The exercises for the course have been compiled here.

Outline of things to cover:

  • Create Rproj and folders "data_output" and "scripts"
  • Intro
    • skip factors
    • exercises 1.1 and 1.2
  • data.frames
    • use read_csv() from the beginning to simplify things
    • don't spend too much time here, main thing is to explain [rows, columns] for subset and $ to access column
    • exercise 1.3
  • dplyr
    • skip spread/gather (covered in extra RNAseq lesson)
    • exercises 2.1, 2.2, 2.3
    • Do exercise 2.4 with students to save time
  • ggplot2:
    • skip themes and customisation (simply mention them at the end)
    • extra: see note below to mention factors
    • exercises 3.1-4 (if time is short do some exercises together)

note: extra material for ggplot2 section

So that students intuitively understand factors, introduce them in the plotting
section.

For example:

When doing this plot:

surveys_complete %>% 
  ggplot(aes(sex, hindfoot_length)) +
  geom_boxplot()

What if we want to change the order of the x-axis labels to be "M" first?
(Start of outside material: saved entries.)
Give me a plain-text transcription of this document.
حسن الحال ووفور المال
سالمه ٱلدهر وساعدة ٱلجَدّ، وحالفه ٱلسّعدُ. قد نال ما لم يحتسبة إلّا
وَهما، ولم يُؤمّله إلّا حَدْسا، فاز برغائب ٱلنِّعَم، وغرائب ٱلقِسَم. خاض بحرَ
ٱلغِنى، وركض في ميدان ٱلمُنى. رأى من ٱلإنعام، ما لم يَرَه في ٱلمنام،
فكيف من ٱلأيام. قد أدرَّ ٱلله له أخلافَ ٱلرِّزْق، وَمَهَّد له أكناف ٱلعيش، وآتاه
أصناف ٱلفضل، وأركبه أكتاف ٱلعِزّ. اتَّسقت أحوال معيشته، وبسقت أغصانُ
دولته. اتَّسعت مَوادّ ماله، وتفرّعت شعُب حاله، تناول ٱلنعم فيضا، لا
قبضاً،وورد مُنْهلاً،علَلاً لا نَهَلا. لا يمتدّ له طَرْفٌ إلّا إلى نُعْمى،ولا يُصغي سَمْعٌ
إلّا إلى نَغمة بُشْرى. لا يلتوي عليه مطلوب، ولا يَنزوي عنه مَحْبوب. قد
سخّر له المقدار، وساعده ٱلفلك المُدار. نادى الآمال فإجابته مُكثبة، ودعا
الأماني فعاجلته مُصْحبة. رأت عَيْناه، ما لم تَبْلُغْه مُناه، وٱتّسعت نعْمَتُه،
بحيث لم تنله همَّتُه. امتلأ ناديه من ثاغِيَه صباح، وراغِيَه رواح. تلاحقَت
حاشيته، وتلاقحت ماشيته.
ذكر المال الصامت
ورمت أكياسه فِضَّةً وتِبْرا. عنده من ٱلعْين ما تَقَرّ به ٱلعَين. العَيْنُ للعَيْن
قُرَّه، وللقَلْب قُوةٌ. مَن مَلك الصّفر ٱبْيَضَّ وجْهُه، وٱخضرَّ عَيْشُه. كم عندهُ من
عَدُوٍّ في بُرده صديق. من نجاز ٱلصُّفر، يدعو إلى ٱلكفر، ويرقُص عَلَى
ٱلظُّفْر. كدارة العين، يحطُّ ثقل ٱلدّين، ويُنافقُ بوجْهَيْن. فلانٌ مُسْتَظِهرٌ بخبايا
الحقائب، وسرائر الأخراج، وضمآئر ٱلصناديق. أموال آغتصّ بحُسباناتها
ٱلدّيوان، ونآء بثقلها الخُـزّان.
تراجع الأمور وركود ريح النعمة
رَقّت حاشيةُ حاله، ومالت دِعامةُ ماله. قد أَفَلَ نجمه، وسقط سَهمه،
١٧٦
Then we need to learn about factors, which are a special way that R has to
encode categorical variables.

Let's look at factors using a simple example first. Then go through the example
of the course materials here, but only the very first section of it.

From there, jump back to the plotting problem and resolve it:

surveys_complete %>% 
  mutate(sex = factor(sex, levels = c("M", "F")))
  ggplot(aes(sex, hindfoot_length)) +
  geom_boxplot()

Exercise 3.4 applies this concept again.